For the boats that did start, however, the wind delivered fast reaching conditions that saw Jim and Kristy Hinze Clark’s 100-foot
Comanche take line honors while shaving almost five hours off the previous course record. Ken Read,
Comanche’s all-star skipper, wasted no time in pointing to the most important variables that led to their success, including weather-forecasting and navigational contributions from Stan Honey, whom Read called the world’s best navigator upon reaching Bermuda.
Comanche’s elapsed time was a jaw-dropping 34 hours, 42 minutes and 53 seconds—not bad for a 635-nautical-mile passage!
Great stories are also emerging from elsewhere in the fleet, including that of High Noon, a youth team that was lent a Tripp 41 by owners Steve and Heidi Benjamin and is (at the time of this writing) a contender for the St. David’s Lighthouse trophy.
Get the full Newport to Bermuda report, inside this issue, and be sure to stay tuned to the website for more race-related coverage, as the news unfurls.
Also offshore-related, the Clipper Round The World Race fleet has now left the Big Apple and is sailing towards the Northern Ireland city of Derry-Londonderry, having started their final offshore leg of the 2015-2016 event this past Monday. Less than five nautical miles separated the tightly packed fleet at the time of this writing, making for a competitive dash across the Atlantic.

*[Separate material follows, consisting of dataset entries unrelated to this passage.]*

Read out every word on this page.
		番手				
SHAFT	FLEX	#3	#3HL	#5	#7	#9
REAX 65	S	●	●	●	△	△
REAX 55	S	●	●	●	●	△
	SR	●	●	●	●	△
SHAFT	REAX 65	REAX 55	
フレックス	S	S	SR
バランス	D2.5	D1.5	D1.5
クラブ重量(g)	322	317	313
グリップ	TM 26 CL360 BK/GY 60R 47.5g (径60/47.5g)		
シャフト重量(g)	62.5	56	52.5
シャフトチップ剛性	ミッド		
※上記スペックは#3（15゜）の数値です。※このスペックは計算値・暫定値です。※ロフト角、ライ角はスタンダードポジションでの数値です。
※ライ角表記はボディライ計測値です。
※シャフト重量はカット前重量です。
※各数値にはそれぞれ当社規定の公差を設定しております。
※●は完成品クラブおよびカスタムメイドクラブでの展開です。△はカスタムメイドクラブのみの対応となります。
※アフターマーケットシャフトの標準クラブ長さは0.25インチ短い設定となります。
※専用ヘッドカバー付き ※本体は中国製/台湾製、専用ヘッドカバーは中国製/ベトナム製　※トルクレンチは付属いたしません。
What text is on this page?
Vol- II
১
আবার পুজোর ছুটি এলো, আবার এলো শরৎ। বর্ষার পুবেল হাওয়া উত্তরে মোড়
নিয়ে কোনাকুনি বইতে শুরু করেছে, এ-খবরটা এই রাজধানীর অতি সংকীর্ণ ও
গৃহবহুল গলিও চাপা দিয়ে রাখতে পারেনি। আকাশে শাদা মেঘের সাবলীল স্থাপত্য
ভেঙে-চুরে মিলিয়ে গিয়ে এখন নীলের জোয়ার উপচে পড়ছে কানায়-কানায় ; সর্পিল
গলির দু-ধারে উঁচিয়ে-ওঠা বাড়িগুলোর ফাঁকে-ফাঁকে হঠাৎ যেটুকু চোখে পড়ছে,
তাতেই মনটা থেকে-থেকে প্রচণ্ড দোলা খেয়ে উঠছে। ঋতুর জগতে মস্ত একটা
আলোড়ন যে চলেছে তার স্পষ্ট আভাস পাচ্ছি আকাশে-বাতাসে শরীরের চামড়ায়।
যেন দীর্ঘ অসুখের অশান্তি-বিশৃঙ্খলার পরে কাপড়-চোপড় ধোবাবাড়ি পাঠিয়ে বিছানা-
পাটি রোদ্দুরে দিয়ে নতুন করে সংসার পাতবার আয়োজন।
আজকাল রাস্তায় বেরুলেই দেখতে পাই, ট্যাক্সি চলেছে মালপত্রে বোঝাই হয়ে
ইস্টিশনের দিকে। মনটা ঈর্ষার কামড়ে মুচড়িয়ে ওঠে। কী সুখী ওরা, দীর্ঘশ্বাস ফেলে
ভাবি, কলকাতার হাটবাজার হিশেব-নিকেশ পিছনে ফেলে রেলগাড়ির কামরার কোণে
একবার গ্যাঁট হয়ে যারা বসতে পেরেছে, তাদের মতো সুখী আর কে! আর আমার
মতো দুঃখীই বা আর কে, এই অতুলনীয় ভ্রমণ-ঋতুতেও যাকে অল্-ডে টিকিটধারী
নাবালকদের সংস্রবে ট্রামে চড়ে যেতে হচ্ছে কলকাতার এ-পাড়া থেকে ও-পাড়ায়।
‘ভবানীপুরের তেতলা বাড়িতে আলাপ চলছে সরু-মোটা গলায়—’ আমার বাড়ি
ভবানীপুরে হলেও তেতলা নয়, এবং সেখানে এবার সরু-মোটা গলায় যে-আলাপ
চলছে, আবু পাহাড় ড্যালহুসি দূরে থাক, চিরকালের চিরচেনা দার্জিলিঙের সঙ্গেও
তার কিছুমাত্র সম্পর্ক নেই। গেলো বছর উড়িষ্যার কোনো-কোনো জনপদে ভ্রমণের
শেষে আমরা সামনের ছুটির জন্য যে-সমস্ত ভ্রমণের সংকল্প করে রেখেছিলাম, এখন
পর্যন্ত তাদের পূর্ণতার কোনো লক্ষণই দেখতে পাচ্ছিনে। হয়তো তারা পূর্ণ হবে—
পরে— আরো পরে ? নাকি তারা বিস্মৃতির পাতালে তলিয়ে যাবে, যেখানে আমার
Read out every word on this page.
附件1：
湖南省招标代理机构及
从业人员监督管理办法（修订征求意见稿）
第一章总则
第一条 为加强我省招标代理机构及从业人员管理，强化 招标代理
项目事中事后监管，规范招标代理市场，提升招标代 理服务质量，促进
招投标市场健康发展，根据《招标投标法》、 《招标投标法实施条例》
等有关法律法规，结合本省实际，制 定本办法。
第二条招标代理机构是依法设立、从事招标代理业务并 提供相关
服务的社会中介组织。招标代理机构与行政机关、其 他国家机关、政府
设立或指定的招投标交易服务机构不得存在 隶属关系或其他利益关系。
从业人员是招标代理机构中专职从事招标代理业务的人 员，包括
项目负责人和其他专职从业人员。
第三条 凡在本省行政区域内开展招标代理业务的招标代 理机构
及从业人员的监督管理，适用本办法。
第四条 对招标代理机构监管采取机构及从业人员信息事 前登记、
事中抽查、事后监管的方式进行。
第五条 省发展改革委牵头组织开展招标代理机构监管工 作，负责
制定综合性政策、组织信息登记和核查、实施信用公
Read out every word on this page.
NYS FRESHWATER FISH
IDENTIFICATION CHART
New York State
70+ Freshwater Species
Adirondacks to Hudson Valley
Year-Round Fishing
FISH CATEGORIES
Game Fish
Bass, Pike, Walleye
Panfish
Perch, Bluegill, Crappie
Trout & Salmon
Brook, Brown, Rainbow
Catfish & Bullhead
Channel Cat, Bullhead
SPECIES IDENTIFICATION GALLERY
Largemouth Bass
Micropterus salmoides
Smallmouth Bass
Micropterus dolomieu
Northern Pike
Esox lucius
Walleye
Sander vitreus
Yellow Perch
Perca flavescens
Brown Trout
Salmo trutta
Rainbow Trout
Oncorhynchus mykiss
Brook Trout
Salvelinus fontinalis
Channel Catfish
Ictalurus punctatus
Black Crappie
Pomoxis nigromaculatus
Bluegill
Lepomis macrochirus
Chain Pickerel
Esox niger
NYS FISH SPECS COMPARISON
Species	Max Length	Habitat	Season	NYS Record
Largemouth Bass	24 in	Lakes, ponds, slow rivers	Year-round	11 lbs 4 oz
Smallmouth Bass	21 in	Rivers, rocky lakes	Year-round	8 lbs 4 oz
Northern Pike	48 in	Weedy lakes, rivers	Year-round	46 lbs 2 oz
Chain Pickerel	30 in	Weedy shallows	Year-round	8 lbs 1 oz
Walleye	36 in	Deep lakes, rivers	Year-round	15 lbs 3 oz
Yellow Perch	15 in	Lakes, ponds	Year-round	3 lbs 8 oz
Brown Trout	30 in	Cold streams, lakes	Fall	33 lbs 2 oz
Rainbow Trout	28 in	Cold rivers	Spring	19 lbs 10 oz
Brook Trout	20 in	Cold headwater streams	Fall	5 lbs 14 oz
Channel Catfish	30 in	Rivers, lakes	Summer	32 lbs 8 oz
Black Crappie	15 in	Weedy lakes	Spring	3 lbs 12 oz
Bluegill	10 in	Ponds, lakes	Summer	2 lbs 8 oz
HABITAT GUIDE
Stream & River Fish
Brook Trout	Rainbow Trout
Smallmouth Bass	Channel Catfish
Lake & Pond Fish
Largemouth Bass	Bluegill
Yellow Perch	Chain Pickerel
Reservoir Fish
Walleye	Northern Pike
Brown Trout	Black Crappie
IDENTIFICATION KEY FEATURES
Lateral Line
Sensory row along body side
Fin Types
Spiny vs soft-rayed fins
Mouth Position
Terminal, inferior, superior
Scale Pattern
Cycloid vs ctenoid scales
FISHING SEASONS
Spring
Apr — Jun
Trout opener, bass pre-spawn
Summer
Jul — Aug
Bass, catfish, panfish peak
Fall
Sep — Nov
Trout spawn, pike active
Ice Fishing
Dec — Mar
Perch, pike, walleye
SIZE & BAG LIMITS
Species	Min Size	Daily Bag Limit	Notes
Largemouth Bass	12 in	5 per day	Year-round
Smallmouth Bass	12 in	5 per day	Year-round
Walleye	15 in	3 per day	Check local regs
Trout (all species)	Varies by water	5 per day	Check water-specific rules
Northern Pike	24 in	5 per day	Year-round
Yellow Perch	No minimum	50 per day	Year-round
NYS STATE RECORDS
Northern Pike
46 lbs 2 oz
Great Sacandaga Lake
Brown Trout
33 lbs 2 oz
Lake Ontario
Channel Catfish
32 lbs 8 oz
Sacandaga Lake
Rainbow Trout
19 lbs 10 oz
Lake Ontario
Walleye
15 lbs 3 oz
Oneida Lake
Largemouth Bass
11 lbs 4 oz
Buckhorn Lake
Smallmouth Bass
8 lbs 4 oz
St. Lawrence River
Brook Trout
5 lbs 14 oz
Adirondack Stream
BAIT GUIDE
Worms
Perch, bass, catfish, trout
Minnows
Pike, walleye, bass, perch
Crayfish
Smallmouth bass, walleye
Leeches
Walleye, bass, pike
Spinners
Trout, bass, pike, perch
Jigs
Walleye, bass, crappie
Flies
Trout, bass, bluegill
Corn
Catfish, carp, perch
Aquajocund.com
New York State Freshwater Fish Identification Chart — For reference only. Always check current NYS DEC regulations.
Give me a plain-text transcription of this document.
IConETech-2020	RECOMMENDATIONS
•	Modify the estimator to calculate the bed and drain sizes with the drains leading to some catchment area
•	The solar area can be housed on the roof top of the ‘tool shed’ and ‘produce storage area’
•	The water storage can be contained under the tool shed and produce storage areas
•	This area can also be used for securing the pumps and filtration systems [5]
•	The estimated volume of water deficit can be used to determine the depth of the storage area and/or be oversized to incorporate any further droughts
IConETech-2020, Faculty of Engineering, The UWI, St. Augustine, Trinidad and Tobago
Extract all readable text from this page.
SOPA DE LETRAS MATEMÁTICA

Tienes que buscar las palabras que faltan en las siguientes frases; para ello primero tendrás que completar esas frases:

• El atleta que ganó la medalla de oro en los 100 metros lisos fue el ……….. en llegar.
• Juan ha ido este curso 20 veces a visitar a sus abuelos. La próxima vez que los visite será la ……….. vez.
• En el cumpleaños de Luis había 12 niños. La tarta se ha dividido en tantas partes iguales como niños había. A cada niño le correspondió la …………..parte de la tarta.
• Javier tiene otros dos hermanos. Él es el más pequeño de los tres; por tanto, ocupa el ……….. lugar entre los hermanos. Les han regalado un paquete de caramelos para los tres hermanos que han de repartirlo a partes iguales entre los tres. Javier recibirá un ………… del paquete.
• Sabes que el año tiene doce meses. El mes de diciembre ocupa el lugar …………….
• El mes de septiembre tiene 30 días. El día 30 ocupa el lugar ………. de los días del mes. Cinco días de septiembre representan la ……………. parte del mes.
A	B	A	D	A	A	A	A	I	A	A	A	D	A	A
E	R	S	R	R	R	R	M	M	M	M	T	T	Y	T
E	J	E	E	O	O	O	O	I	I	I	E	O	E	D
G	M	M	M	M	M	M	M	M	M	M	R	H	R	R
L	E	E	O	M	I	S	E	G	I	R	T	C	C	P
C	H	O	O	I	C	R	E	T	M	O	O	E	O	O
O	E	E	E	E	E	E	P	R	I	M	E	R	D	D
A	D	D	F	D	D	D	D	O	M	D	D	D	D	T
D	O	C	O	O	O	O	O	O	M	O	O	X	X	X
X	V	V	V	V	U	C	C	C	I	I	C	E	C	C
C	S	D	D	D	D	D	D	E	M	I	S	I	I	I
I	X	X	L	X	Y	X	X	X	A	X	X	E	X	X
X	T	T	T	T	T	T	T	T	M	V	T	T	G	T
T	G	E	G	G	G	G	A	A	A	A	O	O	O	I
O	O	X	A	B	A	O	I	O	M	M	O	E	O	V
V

Sail-World was lucky enough to spend some time with the fleet in New York City, prior to their departure, so please stay tuned to the website for in-depth interviews with sailors, skippers, and sponsors, starting later this week.
Meanwhile, in America’s Cup news, word has broken that Emirates Team New Zealand (ETNZ) has launched a new custom-designed AC45S catamaran, and has also named ASB as an official team sponsor. ETNZ now joins ranks with Oracle Team USA, Artemis Racing, Team Softbank Japan, and Ben Ainslie Racing, all of whom have elected to build AC45S catamarans as training vessels for the AC50s that will be used to contest the 35th America’s Cup (June 2017).
“This is certainly the most complicated boat we have ever built,” said construction manager Sean Regan. “The amount of detail and systems that go into the construction of this boat is astonishing. This has been a huge effort by our guys in the shed to create such an amazing piece of machinery, and of course the designers who have been pushing the design throughout the construction process.”
While ETNZ’s new 45S is considerably smaller than the mighty AC72 that the team used to come within one race of winning the 34th America’s Cup in 2013, Grant Dalton, the team’s CEO, said that there is no comparison between the two boats. “This boat makes the AC72 from San Francisco look like a dinosaur,” said Dalton at a press conference.
It will certainly be interesting to see ETNZ’s progress with their new boat, and-more importantly-how the team stacks up against their Bermuda-based rivals come next June, when “AC35’s” starting guns begin to sound.
Fortunately for the Kiwi team, however, they will be transiting from Down Under to the “Onion Patch” via cargo ship and jetliners, so offshore weather reports are considerably less important to them than they were to Newport Bermuda Race sailors last Friday, hours before their start.
While this makes for an (relatively) easy passage for ETNZ, once on the island the sailors' real work begins. Not so for the hundreds of sailors who are racing to Bermuda this year, as their work is complete the second their dock lines are secured.
While I’m no meteorologist, it’s a safe assumption that the Bermuda fleet will experience some Dark and Stormy moments once they are safely ashore, sails flaked, passports stamped, and pre-race jitters usurped by the accomplishment of having completed one of the world’s greatest offshore events.